In fact, waste collection companies in the city and around the country have had to change their routes completely to adjust to this new world of remote working.

With people staying at home, waste collection is moving routes away from closed businesses that are shuttered, and focusing more on residential areas – where Flood Brothers has seen a 25 to 30 percent increase.

And what they're seeing in those areas is different too – starting with parking.

"Alleys – that's my main route every day," Hood said. "People are parked on the corners."

And with people staying at home, they are getting more deliveries – which means more boxes.

"Everyone - you know, Amazon, UPS – they're ordering online," Hood said. "They don't break them down, they just chuck them right out."

He said those boxes that are not broken down take up space, meaning waste bins are overflowing more than usual.

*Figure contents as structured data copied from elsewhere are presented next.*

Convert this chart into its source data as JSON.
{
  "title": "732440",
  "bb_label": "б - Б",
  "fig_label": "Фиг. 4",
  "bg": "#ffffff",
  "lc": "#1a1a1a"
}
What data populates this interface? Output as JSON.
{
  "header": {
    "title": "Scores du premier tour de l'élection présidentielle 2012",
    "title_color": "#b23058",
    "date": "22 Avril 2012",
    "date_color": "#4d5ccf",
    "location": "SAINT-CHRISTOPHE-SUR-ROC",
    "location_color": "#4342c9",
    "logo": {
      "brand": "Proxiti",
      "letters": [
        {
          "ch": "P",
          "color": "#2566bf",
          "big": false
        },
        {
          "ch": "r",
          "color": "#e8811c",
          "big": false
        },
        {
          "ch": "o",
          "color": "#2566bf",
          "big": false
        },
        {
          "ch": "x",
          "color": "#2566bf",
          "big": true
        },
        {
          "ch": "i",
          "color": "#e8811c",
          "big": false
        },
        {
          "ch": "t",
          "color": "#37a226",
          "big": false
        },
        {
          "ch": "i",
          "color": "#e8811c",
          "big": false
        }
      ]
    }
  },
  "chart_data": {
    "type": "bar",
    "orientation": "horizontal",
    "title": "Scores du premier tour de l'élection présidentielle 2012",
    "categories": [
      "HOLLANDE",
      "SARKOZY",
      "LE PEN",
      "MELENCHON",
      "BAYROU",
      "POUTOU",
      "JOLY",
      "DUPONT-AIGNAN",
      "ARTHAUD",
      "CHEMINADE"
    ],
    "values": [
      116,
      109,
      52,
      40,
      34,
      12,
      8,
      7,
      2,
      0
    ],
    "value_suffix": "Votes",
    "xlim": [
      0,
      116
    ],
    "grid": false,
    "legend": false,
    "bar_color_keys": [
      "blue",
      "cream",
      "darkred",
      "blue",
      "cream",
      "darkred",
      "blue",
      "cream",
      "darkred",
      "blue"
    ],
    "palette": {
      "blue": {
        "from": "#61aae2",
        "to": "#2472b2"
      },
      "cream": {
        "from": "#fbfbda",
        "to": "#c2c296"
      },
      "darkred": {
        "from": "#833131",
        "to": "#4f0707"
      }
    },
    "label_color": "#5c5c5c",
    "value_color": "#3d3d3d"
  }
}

"Piles up- stuff's all over like the bag with the diapers," Hood said. "Who knows where that diaper was at?"

Diapers, face masks, tissues – you name it, Hood has seen it all spill on the ground.

"People aren't tying their garbage bags, so now I'm getting exposed to it," Hood said.

And during a pandemic, the stakes are higher with exposure too.

"At end of the day, I'm a human being, you know?" Hood said. "I just want to get home in one piece just like everybody else."

And it's not just restaurants that are hurting economically. On top of the ways the pandemic has impacted the waste collection efforts, it is also implementing waste hauling firms financially.

Flood Brothers said clients that used to pay in 30 days are asking for 60- to 90-day extensions or not paying at all.